Tuesday, December 27, 2005

Best of 2005 – Music

I did a crappy job getting out to hear music or keeping up on recordings on my own this year. Mostly I followed Chris Davis around, Angle of View and then 310 Chestnut. Here are the shows I did hear that are most worth noting:

Cecil Taylor Trio. This was my second time hearing him, first time with a trio. This was surely a case where seeing him live helps you hear what he is building his music out of and how it fits together. At the Iridium in NY.

TM Krishna. I’ve been listening to Indian music a long time, although only slightly above idly. The performance by this Carnatic vocalist took me to a new level of connection to this music. I would say a new level of comprehension, but I’m not sure how well I understand what is going on. No, this had more to do with my emotional response to the music, to its details as well as larger form shapes. Krishna has a great voice, strong in all its parts, and as you go with him into the performance he creates tremendous energy, spinning out phrase after phrase that drives to tension points derived from phrasing and timbre, not always from piling up speedy runs. I’ve decided that vocal music is the ne plus ultra of Indian music, with all the instrumentalists huddled around aspiring to vocal qualities. At Sri Ganesha Temple in Bellevue.

No Neck Blues Band. This was one of Chris’ shows at Angle of View. The basic substance of NNCK is very good, a ritualistic practice of a catholic sort that absorbs everything good from music of the last 40 years or the last forever. From what I’ve heard their shows can be up and down. My experience was this was a good show, with real religious fervor to it.

Susan Alcorn. I’ve posted a bunch about Susan already. This is the second year running she’s come through Nashville during the summer. She played her piece about the twin shafts of light memorial in NY, which builds into a violent climax that resolves into Curtis Mayfield’s "People Get Ready". I had read about the piece but this was the first I’ve heard it.

http://perambulating.blogspot.com/2005/07/curtis-mayfield-saves-day.html

Ian Bostridge. It’s been a long, long time since I’ve heard a classical singer of this caliber. And he did an all-Schubert program, no lame show tunes or anything else intended to please the presumed masses. Bostridge dramatizes while he sings, sometimes leaning over and clutching the piano cover, that sort of thing, but you get used to it. The material is so good. That night I was particularly taken with the quality of the poetry, most of which wasn’t poets I think of as major in German literature, like Mayrhofer and Schulze. But I’m probably just showing my ignorance of German literary history.

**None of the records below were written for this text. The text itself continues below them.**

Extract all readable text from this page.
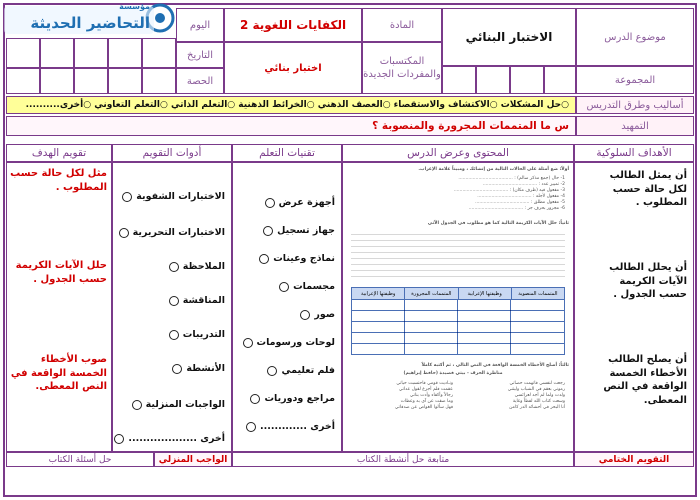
مؤسسة
التحاضير الحديثة
موضوع الدرس
الاختبار البنائي
المادة
الكفايات اللغوية 2
المكتسبات والمفردات الجديدة
اختبار بنائي
اليوم
التاريخ
الحصة	المجموعة
أساليب وطرق التدريس
○حل المشكلات ○الاكتشاف والاستقصاء ○العصف الذهني ○الخرائط الذهنية ○التعلم الذاتي ○التعلم التعاوني ○أخرى..........
التمهيد
س ما المتممات المجرورة والمنصوبة ؟
الأهداف السلوكية
المحتوى وعرض الدرس
تقنيات التعلم
أدوات التقويم
تقويم الهدف
أن يمثل الطالب لكل حالة حسب المطلوب .
أن يحلل الطالب الآيات الكريمة حسب الجدول .
أن يصلح الطالب الأخطاء الخمسة الواقعة في النص المعطى.
أولاً: ضع أمثلة على الحالات التالية من إنشائك ، ومبيناً علامة الإعراب.
1- حال (جمع مذكر سالم) : ......................................
2- تمييز عدد : ......................................
3- مفعول فيه (ظرف مكان) : ......................................
4- مفعول لأجله : ......................................
5- مفعول مطلق : ......................................
6- مجرور بحرف جر : ......................................
ثانياً: حلل الآيات الكريمة التالية كما هو مطلوب في الجدول الآتي
المتممات المنصوبة
وظيفتها الإعرابية
المتممات المجرورة
وظيفتها الإعرابية
ثالثاً: أصلح الأخطاء الخمسة الواقعة في النص التالي ، ثم أكتبه كاملاً
مناظرة الحرف - بيتي قصيدة (حافظ إبراهيم)
رجعت لنفسي فاتهمت حصاتي
ونـاديت قومي فاحتسبت حياتي
رموني بعقم في الشباب وليتني
عقمت فلم أجزع لقول عداتي
ولدت ولما لم أجد لعرائسي
رجالاً وأكفاء وأدت بناتي
وسعت كتاب الله لفظاً وغاية
وما ضقت عن آي به وعظات
أنا البحر في أحشائه الدر كامن
فهل سألوا الغواص عن صدفاتي
أجهزة عرض
جهاز تسجيل
نماذج وعينات
مجسمات
صور
لوحات ورسومات
فلم تعليمي
مراجع ودوريات
أخرى .............
الاختبارات الشفوية
الاختبارات التحريرية
الملاحظة
المناقشة
التدريبات
الأنشطة
الواجبات المنزلية
أخرى ...................
مثل لكل حالة حسب المطلوب .
حلل الآيات الكريمة حسب الجدول .
صوب الأخطاء الخمسة الواقعة في النص المعطى.
التقويم الختامي
متابعة حل أنشطة الكتاب
الواجب المنزلي
حل أسئلة الكتاب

Carol Genetti/Jack Wright/Jon Mueller. Carol’s a friend from Chicago, and this was her first time in Nashville. Their show had very nice focus, and created a nice visual set up around Erin Hewgley’s hair-covered bed frame. This was definitely in the low db school of small sounds, which means that you can hear Carol, although I have to say I get impatient with the style and want people to cut loose. That’s probably shallow of me, but I also know Carol and Jack can do that well.

W-S Burn. Another 310 Chestnut show courtesy of Chris. I posted on these guys. I had never heard of them, but thought the songs and sounds were great. I think what I liked best was how they come across as very loose, haphazard, but that turns out to be deceptive as the threads drop into focus at just the right time. http://perambulating.blogspot.com/2005/10/w-s-burn.html

Among the musical disappointments were Sandip Burman, a tabla tarang player who opened a Nashville Symphony Orchestra performance of Messiaen’s Turnagalila Symphony. The program sounded good in theory, but Burman’s seemed stuck between delivering a lecture and a performance. The Symphony’s reading of the Messiaen was good. Also, a concert at Sherith Israel by Moshe Tessone of Sephardic music. I thought this would be some of the exquisite Iberian and Moroccan stuff you hear on things like the Fez Festival of World Sacred Music, but this was more pop music, better than your usual wedding reception but not out of place there. It was interesting enough to hear, but not quite what I expected.

Like I said, I’m the last person to ask about new recordings. Philip Gayle finally released his recording on Family Vineyard, the Mommy Row. I’m going to review it here one of these days. And for Christmas my wife bought me Jim Baker’s solo album, which came out this year and was long overdue. And the Tito Puente 2-disc retro set that came out this year. These are all really good.